As Peter Duncan travelled through the area, he discovered its rich history, culture, and importance as a crossroads of civilisations and empires. Although sometimes perceived as the “New Europe” this part of the continent includes some of the most ancient countries and civilizations, being the one time home of: Ancient Greeks, Illyrians, Thracians, Romans, Alexander The Great, Spartacus, Saxons and parts of the Byzantine and Venetian, Austro Hungarian, and Ottoman empire.
The region is awash with myth and legend and abounds in archaeological sites, as well as ancient monasteries, fairytale castles, fortresses, museums, and galleries. Many rural areas still maintain their traditional customs and way of life, along with the warmth and hospitality for which the people have long been known. Folk singing and dancing play a large part in the region’s calendar. The participants in those events are often adopting their local costumes to take part in the festivals and rituals that have been a part of community life for centuries.

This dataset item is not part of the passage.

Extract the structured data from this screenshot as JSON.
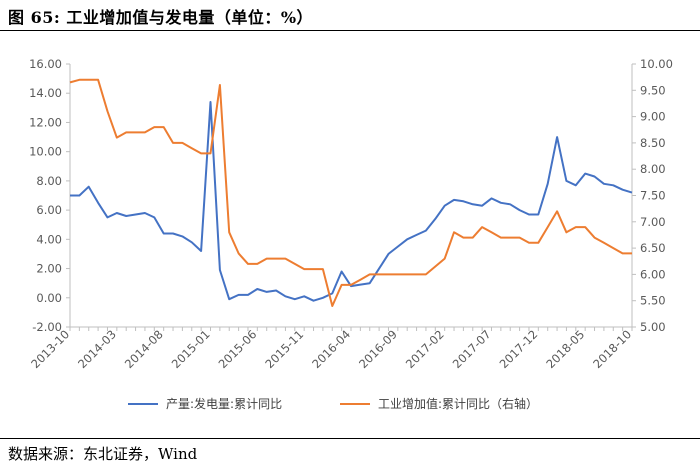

The region’s large number of accredited UNESCO natural and cultural world heritage sites have also assured its recognition on the world tourism stage.
The region is home to a beautiful mix of food and wine. From traditional Polish, Slovakian, and Romanian cuisine in the north, to Greek, Turkish, Mediterranean, and Middle Eastern influences in the South. This part of Europe has a well-deserved reputation for diverse and distinctive cuisine. The region has been famed and respected for wine production since ancient times!
In addition to the spectacular nature, ancient culture, and excellent cuisine the area has a climate that ranges from continental in the north, to sub-tropical in the South. Offering long hours of sunshine, mild nights and some of the cleanest air in Europe.